Wallace was by turns thrilled and terrified to be at Amherst, but mostly he was just disoriented. He was at a school a thousand miles away from home, nearly all male, and preppy. The first class of freshwomen had not yet graduated and one-quarter of the students were children of fathers who, like James Wallace, had gone to the school. The closest Wallace had come to this sort of world before were the frat houses at the University of Illinois, which could not have been further from his family’s emphasis on the life of the mind. Wallace tended to dislike what he did not know and so he instinctively gave this culture a broad berth. (He would later nickname the Amherst of trust-fund children “Armrest.”) At the same time he was excited—excited to be away from home, excited to be among top professors with other hand-selected members of his generation, excited to be fulfilling what he saw as a challenge to meet his parents’ expectations for him. His self-image was still of a regular guy, a tennis player, a top student, and that was who he wanted to be at Amherst. The school was famous for its many singing organizations, and Wallace told his family he had joined the Glee Club, where another member was Prince Albert of Monaco.

But anxiety and the fear of anxiety were woven into his behavior by now too, and even as he tried to open himself up to the range of college experiences, he also protectively narrowed his life. He was happiest when things were predictable, when his work was under control and the people around him familiar. In Stearns he quickly developed routines. Every day he set his alarm for the same time to give himself the chance to climb down from the bunk and go to the hall bathroom to slick back his hair and then climb back in for a ten-minute catnap, stepping on the lower mattress twice—once coming and once going—and waking the sleeping Javit.

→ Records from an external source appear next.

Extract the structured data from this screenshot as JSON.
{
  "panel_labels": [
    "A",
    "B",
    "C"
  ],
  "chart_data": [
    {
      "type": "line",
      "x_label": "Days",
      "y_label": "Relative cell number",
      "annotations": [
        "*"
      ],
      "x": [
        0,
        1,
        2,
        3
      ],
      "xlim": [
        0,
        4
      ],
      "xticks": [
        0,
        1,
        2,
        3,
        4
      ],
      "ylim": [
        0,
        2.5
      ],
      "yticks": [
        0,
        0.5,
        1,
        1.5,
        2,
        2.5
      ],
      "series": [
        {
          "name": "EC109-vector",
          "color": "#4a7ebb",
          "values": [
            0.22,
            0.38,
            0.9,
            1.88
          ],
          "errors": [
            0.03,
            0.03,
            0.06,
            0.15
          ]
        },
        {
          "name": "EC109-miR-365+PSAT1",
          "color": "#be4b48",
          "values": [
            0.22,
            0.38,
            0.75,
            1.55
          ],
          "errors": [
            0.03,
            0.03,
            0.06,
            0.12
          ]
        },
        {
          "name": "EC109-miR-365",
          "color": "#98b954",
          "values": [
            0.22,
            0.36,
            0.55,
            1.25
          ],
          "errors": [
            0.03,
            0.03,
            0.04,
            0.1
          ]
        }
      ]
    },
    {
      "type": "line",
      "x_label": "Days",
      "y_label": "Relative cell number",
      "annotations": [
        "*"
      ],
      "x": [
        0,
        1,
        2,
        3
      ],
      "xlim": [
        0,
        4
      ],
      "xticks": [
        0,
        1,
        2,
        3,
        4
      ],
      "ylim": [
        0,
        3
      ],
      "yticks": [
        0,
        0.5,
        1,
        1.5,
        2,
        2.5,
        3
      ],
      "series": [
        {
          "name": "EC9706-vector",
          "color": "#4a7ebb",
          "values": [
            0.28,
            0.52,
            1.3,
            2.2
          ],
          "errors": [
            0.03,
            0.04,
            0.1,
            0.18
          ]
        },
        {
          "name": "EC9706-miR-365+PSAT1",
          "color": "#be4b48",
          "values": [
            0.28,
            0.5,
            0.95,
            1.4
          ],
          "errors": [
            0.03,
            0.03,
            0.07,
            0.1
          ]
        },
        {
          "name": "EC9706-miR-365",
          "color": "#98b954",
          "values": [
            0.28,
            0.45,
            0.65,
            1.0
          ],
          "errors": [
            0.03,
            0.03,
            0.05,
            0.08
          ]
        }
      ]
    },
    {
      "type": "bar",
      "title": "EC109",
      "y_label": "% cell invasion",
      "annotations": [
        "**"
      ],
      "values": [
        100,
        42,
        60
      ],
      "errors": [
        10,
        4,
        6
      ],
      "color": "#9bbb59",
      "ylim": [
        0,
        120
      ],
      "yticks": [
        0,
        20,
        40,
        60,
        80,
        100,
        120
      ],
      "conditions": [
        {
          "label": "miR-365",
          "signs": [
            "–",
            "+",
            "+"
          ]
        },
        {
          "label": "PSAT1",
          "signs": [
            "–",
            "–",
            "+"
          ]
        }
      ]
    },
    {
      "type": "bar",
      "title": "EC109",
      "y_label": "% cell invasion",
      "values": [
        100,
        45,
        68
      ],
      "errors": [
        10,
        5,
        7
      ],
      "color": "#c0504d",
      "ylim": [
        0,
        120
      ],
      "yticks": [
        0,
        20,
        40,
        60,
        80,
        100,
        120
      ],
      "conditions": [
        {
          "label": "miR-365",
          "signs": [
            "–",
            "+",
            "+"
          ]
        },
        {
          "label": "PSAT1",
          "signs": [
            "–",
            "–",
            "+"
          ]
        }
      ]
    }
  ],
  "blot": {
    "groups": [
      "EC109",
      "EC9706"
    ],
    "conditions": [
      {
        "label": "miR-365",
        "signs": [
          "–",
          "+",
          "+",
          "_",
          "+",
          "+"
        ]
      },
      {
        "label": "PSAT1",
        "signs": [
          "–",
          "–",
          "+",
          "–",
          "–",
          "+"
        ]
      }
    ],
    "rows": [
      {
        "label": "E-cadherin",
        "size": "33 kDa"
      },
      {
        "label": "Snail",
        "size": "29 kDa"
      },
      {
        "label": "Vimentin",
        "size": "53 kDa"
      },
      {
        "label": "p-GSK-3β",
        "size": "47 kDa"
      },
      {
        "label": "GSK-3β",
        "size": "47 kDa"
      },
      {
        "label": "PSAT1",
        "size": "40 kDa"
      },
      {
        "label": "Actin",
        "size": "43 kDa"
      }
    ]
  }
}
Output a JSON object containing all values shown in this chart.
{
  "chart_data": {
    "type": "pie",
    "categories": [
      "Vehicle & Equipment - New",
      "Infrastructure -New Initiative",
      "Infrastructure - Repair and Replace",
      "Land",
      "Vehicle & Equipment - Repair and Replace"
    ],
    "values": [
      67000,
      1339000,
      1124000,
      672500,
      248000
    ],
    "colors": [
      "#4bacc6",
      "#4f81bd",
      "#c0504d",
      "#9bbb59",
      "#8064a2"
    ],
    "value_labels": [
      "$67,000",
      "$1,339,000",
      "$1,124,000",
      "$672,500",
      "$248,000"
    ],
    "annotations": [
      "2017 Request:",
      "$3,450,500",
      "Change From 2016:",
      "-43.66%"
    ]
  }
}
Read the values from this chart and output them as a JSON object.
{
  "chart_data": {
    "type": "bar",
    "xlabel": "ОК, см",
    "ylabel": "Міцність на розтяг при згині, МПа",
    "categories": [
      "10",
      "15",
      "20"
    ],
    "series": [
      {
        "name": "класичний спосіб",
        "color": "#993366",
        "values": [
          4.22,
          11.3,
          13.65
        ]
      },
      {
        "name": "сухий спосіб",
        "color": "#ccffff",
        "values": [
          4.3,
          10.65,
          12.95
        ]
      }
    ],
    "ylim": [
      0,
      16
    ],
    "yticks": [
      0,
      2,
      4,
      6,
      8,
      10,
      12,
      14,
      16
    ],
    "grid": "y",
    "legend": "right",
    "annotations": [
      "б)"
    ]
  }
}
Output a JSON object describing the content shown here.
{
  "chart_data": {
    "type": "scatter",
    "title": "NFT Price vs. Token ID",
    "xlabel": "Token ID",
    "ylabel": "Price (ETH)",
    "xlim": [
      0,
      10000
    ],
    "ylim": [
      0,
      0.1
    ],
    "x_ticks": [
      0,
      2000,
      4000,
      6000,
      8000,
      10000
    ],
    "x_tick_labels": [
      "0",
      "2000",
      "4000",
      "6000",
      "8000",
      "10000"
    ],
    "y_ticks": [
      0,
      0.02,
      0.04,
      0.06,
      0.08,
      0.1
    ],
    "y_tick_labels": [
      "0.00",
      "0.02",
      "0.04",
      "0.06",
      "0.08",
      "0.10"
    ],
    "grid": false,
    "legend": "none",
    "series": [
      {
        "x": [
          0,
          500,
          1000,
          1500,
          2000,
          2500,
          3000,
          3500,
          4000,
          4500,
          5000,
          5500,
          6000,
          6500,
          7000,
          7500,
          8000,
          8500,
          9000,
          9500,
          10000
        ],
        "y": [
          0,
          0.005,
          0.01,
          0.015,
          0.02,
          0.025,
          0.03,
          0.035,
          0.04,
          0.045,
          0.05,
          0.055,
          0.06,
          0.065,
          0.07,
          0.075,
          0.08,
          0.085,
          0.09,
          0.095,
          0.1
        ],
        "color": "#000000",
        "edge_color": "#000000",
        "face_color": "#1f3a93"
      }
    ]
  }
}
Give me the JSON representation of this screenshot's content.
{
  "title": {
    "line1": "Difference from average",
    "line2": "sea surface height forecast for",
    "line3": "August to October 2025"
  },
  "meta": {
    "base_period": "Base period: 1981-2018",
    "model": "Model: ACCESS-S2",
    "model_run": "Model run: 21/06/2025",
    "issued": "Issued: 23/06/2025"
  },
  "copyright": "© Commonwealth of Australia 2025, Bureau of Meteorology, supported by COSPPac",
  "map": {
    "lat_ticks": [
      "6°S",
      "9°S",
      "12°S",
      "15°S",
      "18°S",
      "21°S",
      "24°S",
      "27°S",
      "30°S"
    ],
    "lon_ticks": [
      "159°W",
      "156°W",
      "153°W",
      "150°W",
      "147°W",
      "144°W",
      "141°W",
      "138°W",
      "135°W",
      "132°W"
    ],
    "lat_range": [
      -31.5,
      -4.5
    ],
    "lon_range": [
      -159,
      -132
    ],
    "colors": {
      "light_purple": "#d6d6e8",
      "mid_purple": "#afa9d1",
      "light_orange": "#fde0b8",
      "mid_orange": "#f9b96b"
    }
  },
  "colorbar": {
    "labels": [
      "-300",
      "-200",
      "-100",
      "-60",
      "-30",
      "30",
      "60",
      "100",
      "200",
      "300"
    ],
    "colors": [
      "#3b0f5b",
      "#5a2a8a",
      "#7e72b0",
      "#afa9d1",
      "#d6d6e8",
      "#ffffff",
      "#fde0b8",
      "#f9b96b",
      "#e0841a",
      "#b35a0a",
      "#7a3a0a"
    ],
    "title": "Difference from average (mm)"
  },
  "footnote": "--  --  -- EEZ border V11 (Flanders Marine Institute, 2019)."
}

At first, he and his roommates ate together and socialized. They all joined the JV tennis team, whose practices were open to anyone interested. Wallace had lost his tennis ambitions—he told his old friend John Flygare the top players at Amherst were too good—and he never went out for the varsity. But against ordinary players he was still impressive. Desai and Javit were amazed at his big topspin strokes and the power he got out of his beaten-up racket. Otherwise Wallace made a slight impression as an extremely polite, strangely tentative, and very skinny classmate. His acne, which had first afflicted him late in high school, got suddenly much worse, and he treated it with a cream, the application of which involved a prolonged and careful examination of each pimple on his face. Behind his back he was sometimes called “mushface.” His roommates, without knowing precisely what, suspected him to be under some sort of unusual stress. Javit remembers being surprised when Wallace, whom he usually found cerebral and low-key, would once in a while open the window of their room in the morning and scream out into the quad, “I love it here!” There was a loneliness to him, too, in their eyes. The other two boys had visits from family; they had friends. Wallace gave off the impression of having neither; his mother had dropped him there and left. The regular care packages she sent seemed not to satisfy whatever need Wallace had. He did not make friends the way Javit and Desai did. (The good-looking Desai, Wallace would later grouse, had girls lining up to do his laundry.) One day, the three took prank photos on the campus. In one, Wallace, straight shiny bangs, Chicago White Sox T-shirt over a black turtleneck, holds a cupped hand under his empty school mailbox, while he regards the camera with a look of hurt. If home did not seem to miss Wallace, Wallace missed home. He dreamed of the Illinois farmland and the small city he had grown up in. He wrote his family, they remember, that the mountains in Massachusetts were “pretty” but the terrain wasn’t beautiful “the way Illinois is.”